ARTLUNG

Joe Crawford. Personal Site. Spring 2025.

The Castle (1997)

For the IndieWeb Movie Club I watched 1997’s The Castle
IWC April 2025: hosted by Zachary Kai


Usually I will read and research before seeing a film. I don’t mind spoilers. So a trailer and a wikipedia synopsis would be a first step. For this, I took it on faith that it’d be worthwhile. The Castle was introduced by Zachary with this short synopsis:

It’s about the value of family, home, and standing up for what you believe in: told with quintessential Australian humor.

I had a slight worry that quintessentially-Australianness might lose me.

And indeed, the tone at the start seemed less than charitable to the characters. I couldn’t quite sort out whether the movie was punching down at regular people with mundane lives or whether the film was rooting for them. It establishes a rhythm to their lines: meals, inventions, home improvement, airplanes landing nearby. Fine, but not particularly dramatic, maybe even dull.

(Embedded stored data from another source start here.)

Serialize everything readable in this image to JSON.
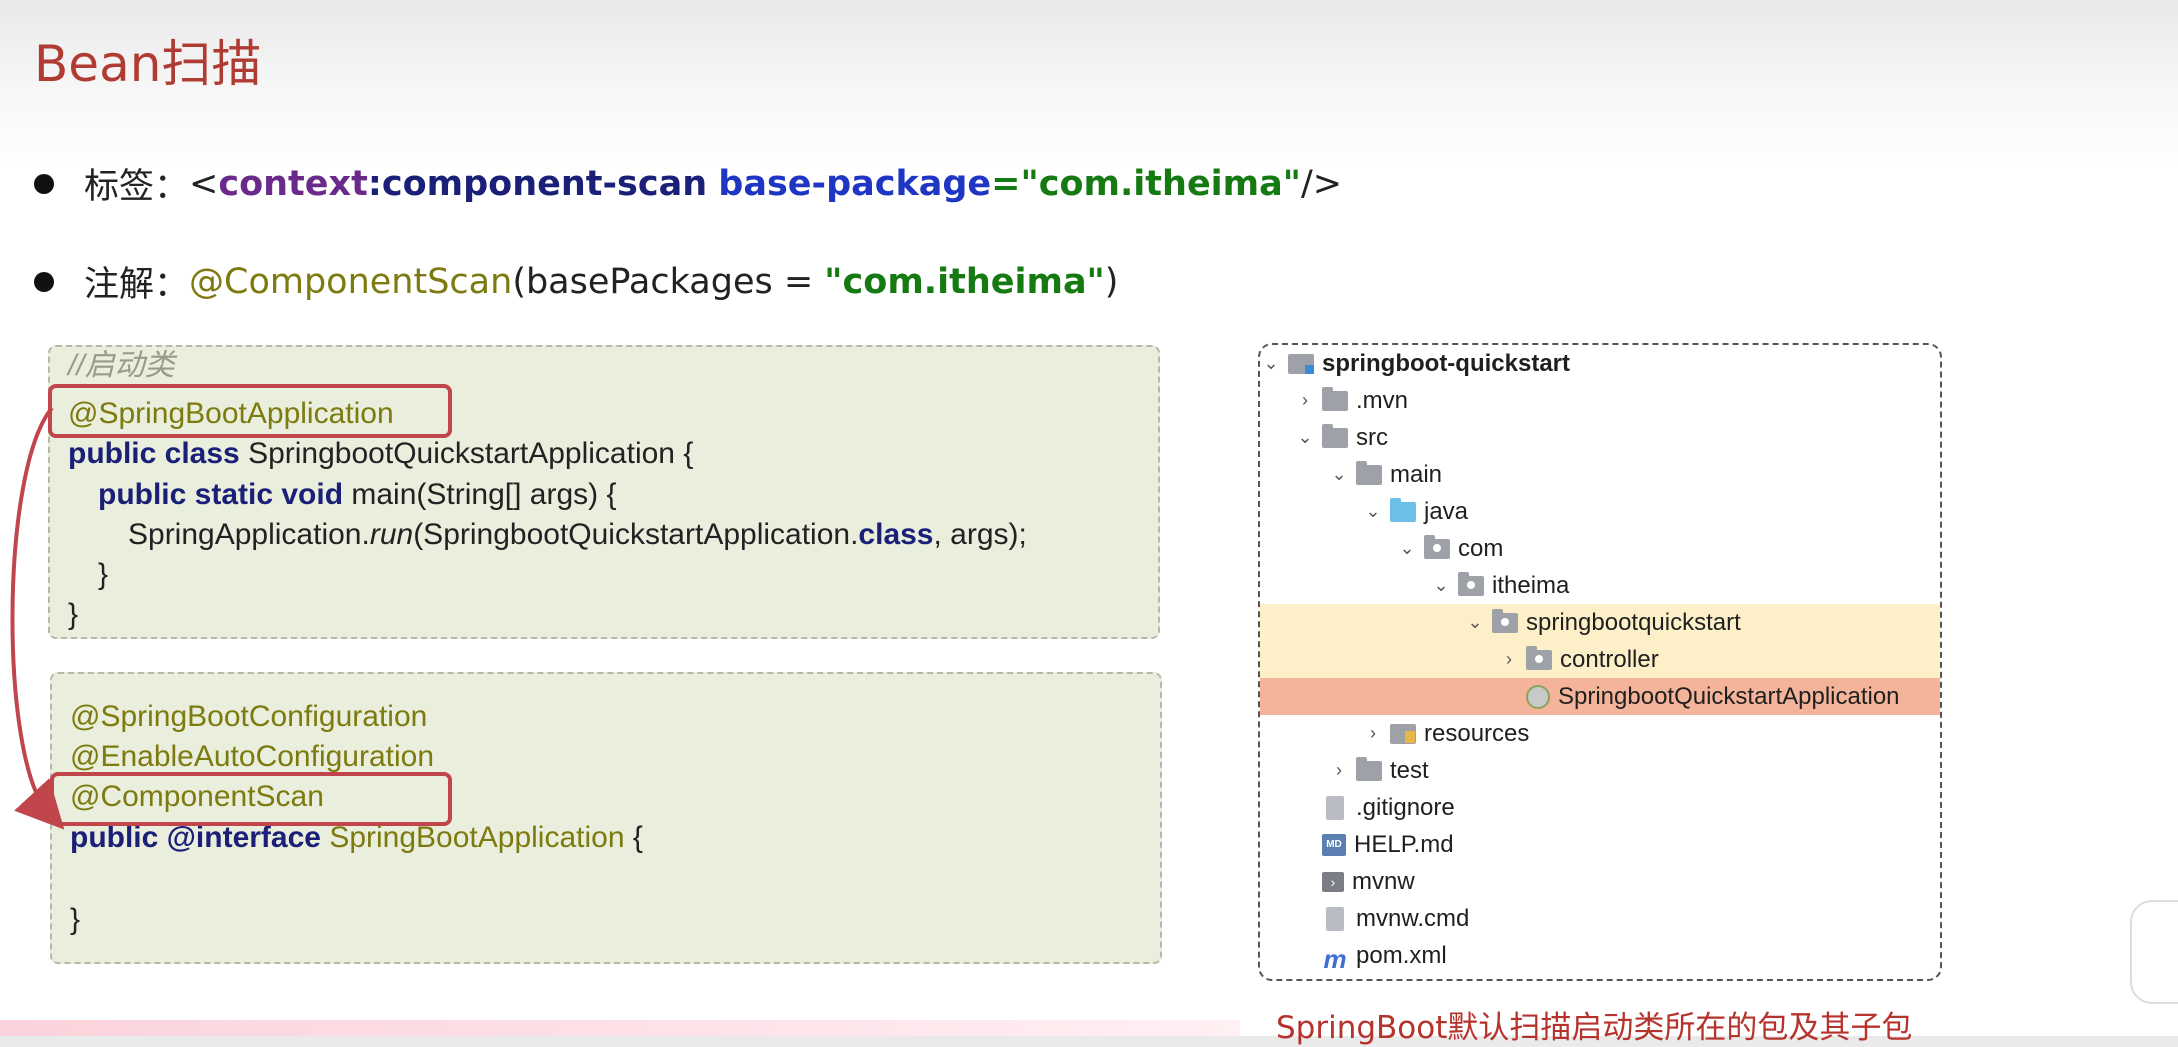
{
  "title": "Bean扫描",
  "bullet1": {
    "label": "标签：",
    "lt": "<",
    "ns": "context",
    "colon": ":",
    "tag": "component-scan",
    "attr": "base-package",
    "eq": "=",
    "value": "\"com.itheima\"",
    "close": "/>"
  },
  "bullet2": {
    "label": "注解：",
    "annotation": "@ComponentScan",
    "open": "(basePackages = ",
    "value": "\"com.itheima\"",
    "close": ")"
  },
  "code1": {
    "comment": "//启动类",
    "l1_ann": "@SpringBootApplication",
    "l2_kw": "public class",
    "l2_rest": " SpringbootQuickstartApplication {",
    "l3_kw": "public static void",
    "l3_rest": " main(String[] args) {",
    "l4_a": "SpringApplication.",
    "l4_run": "run",
    "l4_b": "(SpringbootQuickstartApplication.",
    "l4_kw": "class",
    "l4_c": ", args);",
    "l5": "}",
    "l6": "}"
  },
  "code2": {
    "l1": "@SpringBootConfiguration",
    "l2": "@EnableAutoConfiguration",
    "l3": "@ComponentScan",
    "l4_kw": "public @interface",
    "l4_name": " SpringBootApplication",
    "l4_rest": " {",
    "l5": "}"
  },
  "tree": {
    "items": [
      {
        "name": "springboot-quickstart"
      },
      {
        "name": ".mvn"
      },
      {
        "name": "src"
      },
      {
        "name": "main"
      },
      {
        "name": "java"
      },
      {
        "name": "com"
      },
      {
        "name": "itheima"
      },
      {
        "name": "springbootquickstart"
      },
      {
        "name": "controller"
      },
      {
        "name": "SpringbootQuickstartApplication"
      },
      {
        "name": "resources"
      },
      {
        "name": "test"
      },
      {
        "name": ".gitignore"
      },
      {
        "name": "HELP.md"
      },
      {
        "name": "mvnw"
      },
      {
        "name": "mvnw.cmd"
      },
      {
        "name": "pom.xml"
      }
    ]
  },
  "caption": "SpringBoot默认扫描启动类所在的包及其子包",
  "icons": {
    "chevron_right": "chevron-right-icon",
    "chevron_down": "chevron-down-icon",
    "folder": "folder-icon",
    "package": "package-icon",
    "spring_class": "spring-class-icon",
    "markdown": "markdown-icon",
    "maven": "maven-icon"
  },
  "colors": {
    "title": "#b03b33",
    "annotation": "#7d7a0f",
    "keyword": "#1a1f78",
    "string": "#157a12",
    "highlight_border": "#c0464c",
    "package_row": "#fdf0c8",
    "selected_row": "#f4b49a"
  }
}
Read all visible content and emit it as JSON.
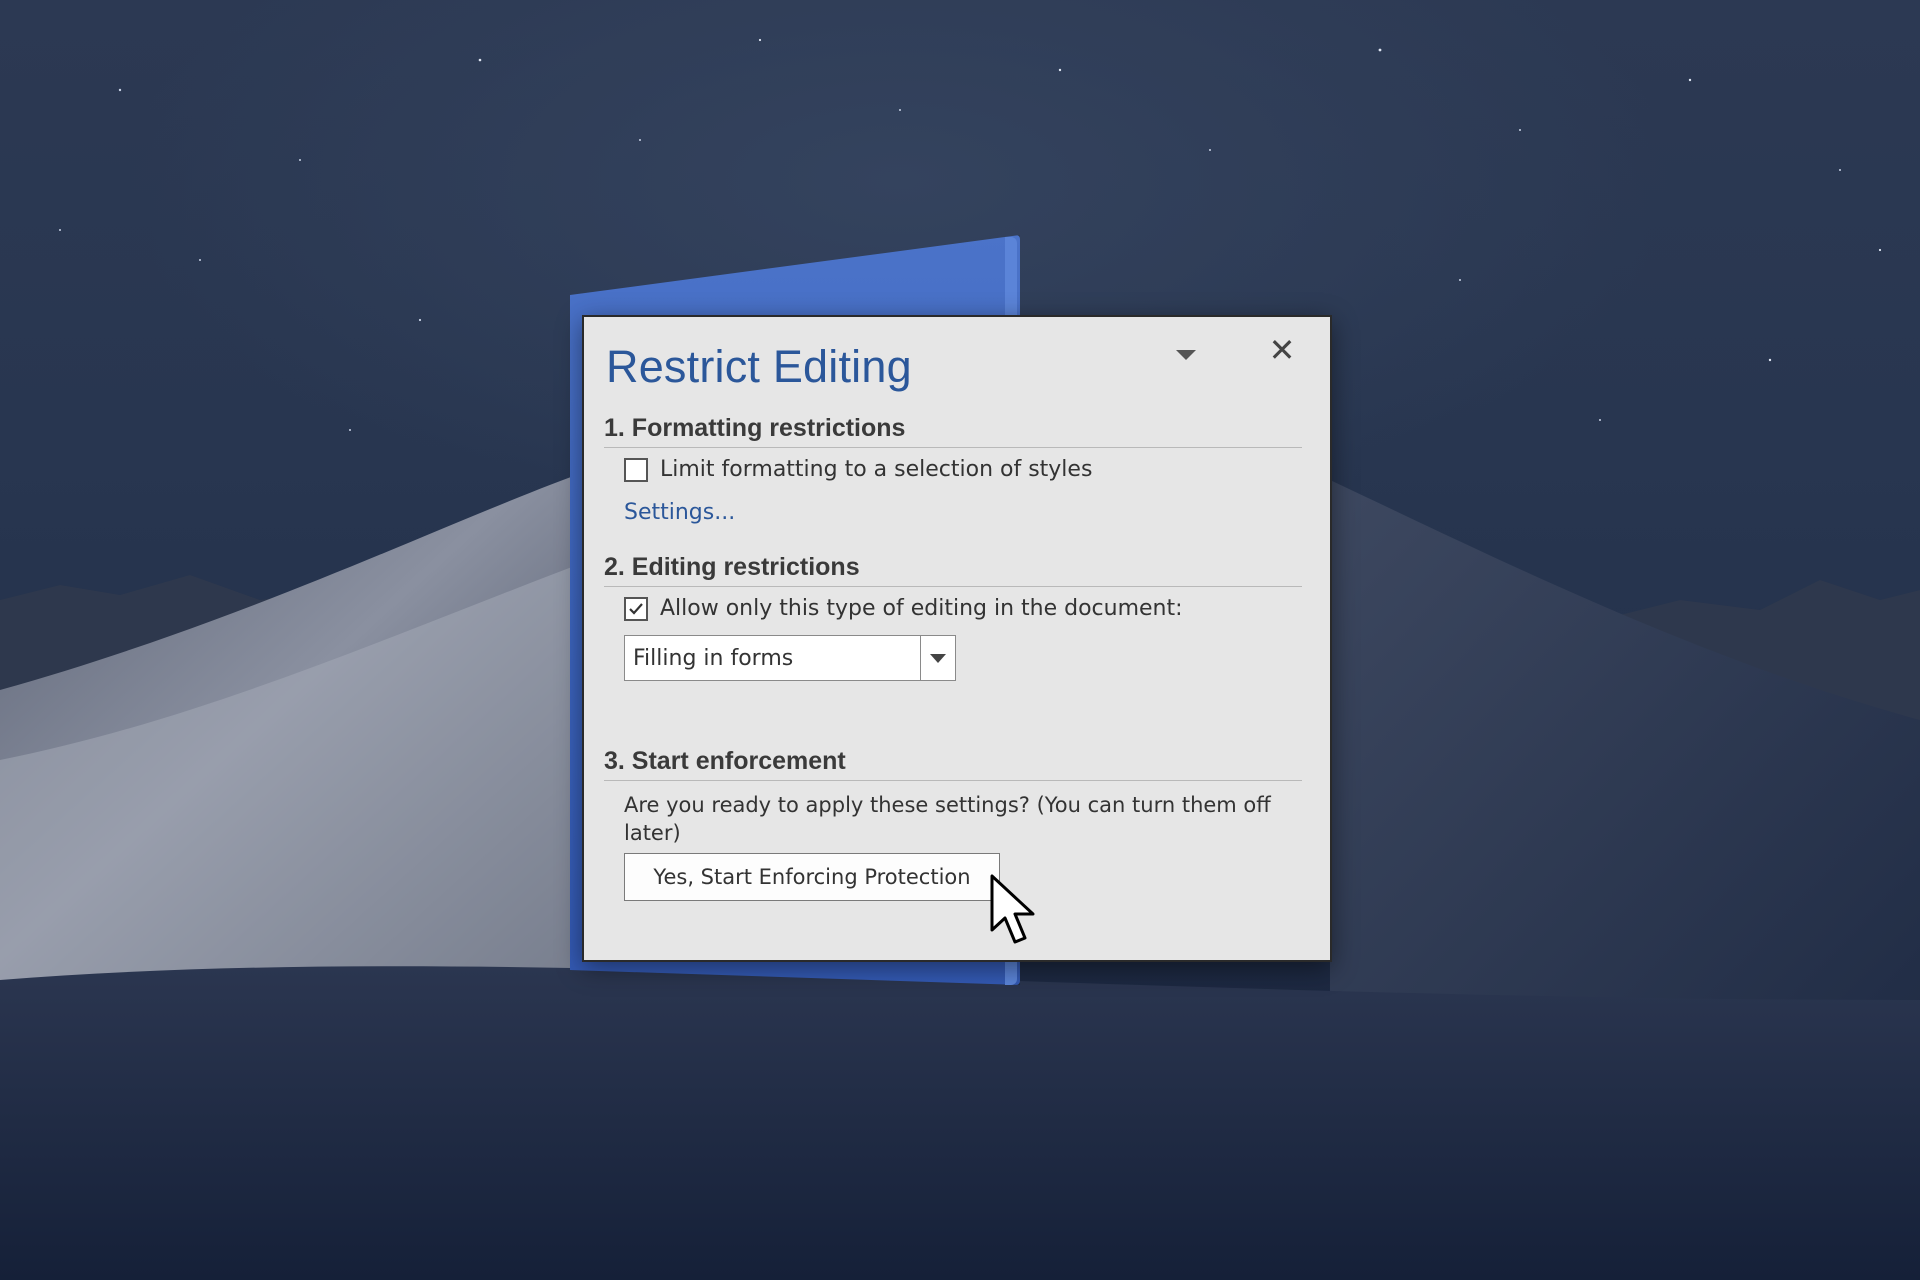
{
  "panel": {
    "title": "Restrict Editing",
    "close_glyph": "✕",
    "dropdown_icon": "chevron-down-icon",
    "close_icon": "close-icon"
  },
  "sections": {
    "formatting": {
      "heading": "1. Formatting restrictions",
      "checkbox_label": "Limit formatting to a selection of styles",
      "checkbox_checked": false,
      "settings_link": "Settings..."
    },
    "editing": {
      "heading": "2. Editing restrictions",
      "checkbox_label": "Allow only this type of editing in the document:",
      "checkbox_checked": true,
      "select_value": "Filling in forms"
    },
    "enforcement": {
      "heading": "3. Start enforcement",
      "prompt": "Are you ready to apply these settings? (You can turn them off later)",
      "button_label": "Yes, Start Enforcing Protection"
    }
  },
  "colors": {
    "title_blue": "#2b579a",
    "panel_bg": "#e6e6e6",
    "doc_card_blue": "#3b63bd"
  }
}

But then powerful interests threaten to evict Darryl & his family–and some several neighbors too. He’s going to lose his Castle. At that point I was in. Underdog stories are a favorite of mine. I was charmed and chuckling.

It was fun to see Eric Bana before he became famous as a genre/action/sci-fi/superhero genre player. And I recognized Sophie Lee as a terrific supporting actor from Muriel’s Wedding–another Australian underdog tale from the 1990s.

There’s a scene where Darryl is chatting with a random fellow outside a courthouse that reminded of my grandfather. He too was guileless and friendly–willing to share his story and compliment a stranger’s kid and wish them the best. That essential goodness and openness grounds the story so the both the comic situation and dramatic conflict manage to land.

And special mention to the way the word “vibes” is used in a legal context.

I enjoyed the film! Thanks Zachary for this choice!


Last Thought

Some media are so of their country culturally that they don’t hit my heart. Dr. Who is the example I think of most. I can tell it has the parts I enjoy, science fiction, jokes, high drama. But there’s a Britishness that I know puts me at a remove from it. I can feel the shearing layers between me and it. It’s not it, it’s me. The Castle has cultural specificity, manages to make it a feature not a bug.